3. The Traditional Herbal Medicinal Products Directive
This directive requires that all new herbal finished products are registered before they are put on the market and that herbal products already on the market before April 2004 are registered before April 2011. If they are not registered they will have to come off the market. Registration involves the submission of a pharmaceutical type dossier by our customers for which we would have to supply a Drug Master File for the herbal ingredient which also needs to be produced to pharmaceutical GMP standards. This legislation will affect herbs that are considered to be medicinal of which there are hundreds on our product range but can be different in different countries. In the UK some of the main medicinal herbs which we sell are Echinacea, Devils Claw, St John’s Wort, Milk Thistle and Wild Lettuce. Very few of our customers for medicinal herbs have been asking us if we could supply Drug Master Files and since it can take up to 2 years to get a product registered we have to assume that they will not be registering to meet the April 2011 deadline. So far in the UK on 24 products have been registered and none with ingredients supplied by us.

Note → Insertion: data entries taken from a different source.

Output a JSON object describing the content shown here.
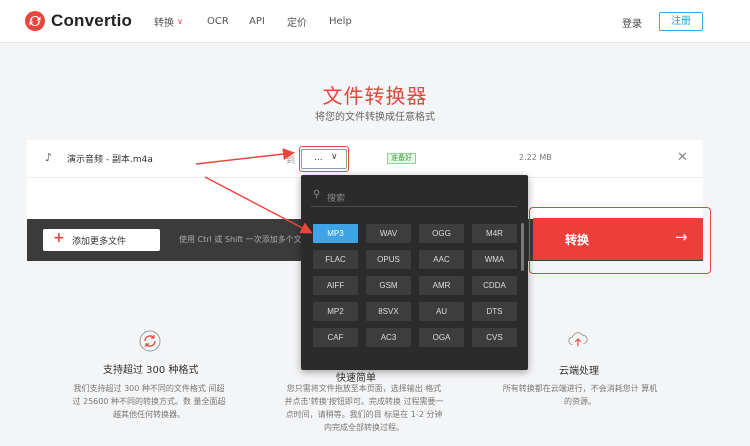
{
  "header": {
    "brand": "Convertio",
    "nav": [
      {
        "label": "转换",
        "has_dropdown": true
      },
      {
        "label": "OCR"
      },
      {
        "label": "API"
      },
      {
        "label": "定价"
      },
      {
        "label": "Help"
      }
    ],
    "login": "登录",
    "signup": "注册"
  },
  "hero": {
    "title": "文件转换器",
    "subtitle": "将您的文件转换成任意格式"
  },
  "file": {
    "name": "演示音频 - 副本.m4a",
    "to_label": "到",
    "format_value": "...",
    "status": "准备好",
    "size": "2.22 MB"
  },
  "actions": {
    "add_more": "添加更多文件",
    "hint": "使用 Ctrl 或 Shift 一次添加多个文件",
    "convert": "转换"
  },
  "format_popover": {
    "search_placeholder": "搜索",
    "formats": [
      "MP3",
      "WAV",
      "OGG",
      "M4R",
      "FLAC",
      "OPUS",
      "AAC",
      "WMA",
      "AIFF",
      "GSM",
      "AMR",
      "CDDA",
      "MP2",
      "8SVX",
      "AU",
      "DTS",
      "CAF",
      "AC3",
      "OGA",
      "CVS"
    ],
    "selected": "MP3"
  },
  "features": [
    {
      "title": "支持超过 300 种格式",
      "desc": "我们支持超过 300 种不同的文件格式 间超过 25600 种不同的转换方式。数 量全面超越其他任何转换器。"
    },
    {
      "title": "快速简单",
      "desc": "您只需将文件拖放至本页面，选择输出 格式并点击'转换'按钮即可。完成转换 过程需要一点时间，请稍等。我们的目 标是在 1-2 分钟内完成全部转换过程。"
    },
    {
      "title": "云端处理",
      "desc": "所有转换都在云端进行，不会消耗您计 算机的资源。"
    }
  ],
  "colors": {
    "brand_red": "#ee3e3a",
    "accent_blue": "#3ea4e6",
    "dark_bar": "#3b3b3b",
    "popover_bg": "#2b2b2b"
  }
}
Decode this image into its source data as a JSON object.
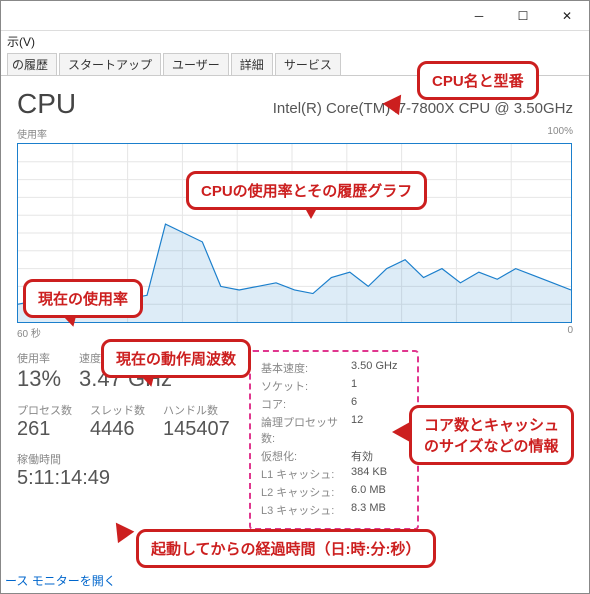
{
  "window": {
    "menu_view": "示(V)"
  },
  "tabs": {
    "history": "の履歴",
    "startup": "スタートアップ",
    "users": "ユーザー",
    "details": "詳細",
    "services": "サービス"
  },
  "header": {
    "title": "CPU",
    "cpu_name": "Intel(R) Core(TM) i7-7800X CPU @ 3.50GHz"
  },
  "graph": {
    "top_left": "使用率",
    "top_right": "100%",
    "bottom_left": "60 秒",
    "bottom_right": "0"
  },
  "stats": {
    "utilization_label": "使用率",
    "utilization_value": "13%",
    "speed_label": "速度",
    "speed_value": "3.47 GHz",
    "processes_label": "プロセス数",
    "processes_value": "261",
    "threads_label": "スレッド数",
    "threads_value": "4446",
    "handles_label": "ハンドル数",
    "handles_value": "145407",
    "uptime_label": "稼働時間",
    "uptime_value": "5:11:14:49"
  },
  "details": {
    "base_speed_k": "基本速度:",
    "base_speed_v": "3.50 GHz",
    "sockets_k": "ソケット:",
    "sockets_v": "1",
    "cores_k": "コア:",
    "cores_v": "6",
    "logical_k": "論理プロセッサ数:",
    "logical_v": "12",
    "virt_k": "仮想化:",
    "virt_v": "有効",
    "l1_k": "L1 キャッシュ:",
    "l1_v": "384 KB",
    "l2_k": "L2 キャッシュ:",
    "l2_v": "6.0 MB",
    "l3_k": "L3 キャッシュ:",
    "l3_v": "8.3 MB"
  },
  "footer": {
    "link": "ース モニターを開く"
  },
  "callouts": {
    "name_model": "CPU名と型番",
    "usage_graph": "CPUの使用率とその履歴グラフ",
    "current_usage": "現在の使用率",
    "current_speed": "現在の動作周波数",
    "cores_cache": "コア数とキャッシュ\nのサイズなどの情報",
    "uptime": "起動してからの経過時間（日:時:分:秒）"
  },
  "chart_data": {
    "type": "line",
    "title": "CPU 使用率",
    "xlabel": "秒",
    "ylabel": "%",
    "xlim": [
      60,
      0
    ],
    "ylim": [
      0,
      100
    ],
    "x": [
      60,
      58,
      56,
      54,
      52,
      50,
      48,
      46,
      44,
      42,
      40,
      38,
      36,
      34,
      32,
      30,
      28,
      26,
      24,
      22,
      20,
      18,
      16,
      14,
      12,
      10,
      8,
      6,
      4,
      2,
      0
    ],
    "values": [
      10,
      12,
      11,
      13,
      12,
      14,
      13,
      15,
      55,
      50,
      45,
      20,
      18,
      20,
      22,
      18,
      16,
      25,
      28,
      20,
      30,
      35,
      25,
      30,
      22,
      28,
      24,
      30,
      26,
      22,
      18
    ]
  }
}
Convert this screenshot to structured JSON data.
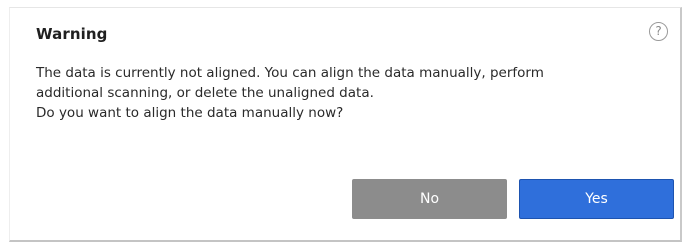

4. Heavy Metals Regulations
The EU have added food supplements as a separate category to the general food contaminants legislation and have set limits for Lead, Cadmium and Mercury in the finished food supplement. This legislation comes into force on the 1st of July 2009 and applies to the finished product of our customer. Any product the customer puts on the market after this date must comply with the legislation. We have being checking the status of our top 300 selling products for compliance and in the main all but about 15 products comply. For these non-complying products they still can be used depending on how much the customer uses in their formulation. The main product of issue for us is the Magnesium Amino Acid Chelate 20% from Kelatron.
5. Novel Foods
Any food that was not on the market in the EU in substantial quantities before May 1997 is considered to be Novel and a special dossier has to be submitted before they can be sold. This is a time consuming and expensive process and for all but the wealthiest of companies it is not a practical option. The regulators (FSA) apply a very strict criteria when checking the Novel status. E.g. although milk is not a Novel food a new ingredient extracted from Milk would be. Also if a particular product was on the market before May 1997 and you wanted to sell a similar product from another supplier then unless your product was identical to the original it would also be Novel. The regulations are currently under review and it is possible that they may allow ingredients that have had use out side of the EU for a generation (could be 70 years) to forgo the Novel food approval process.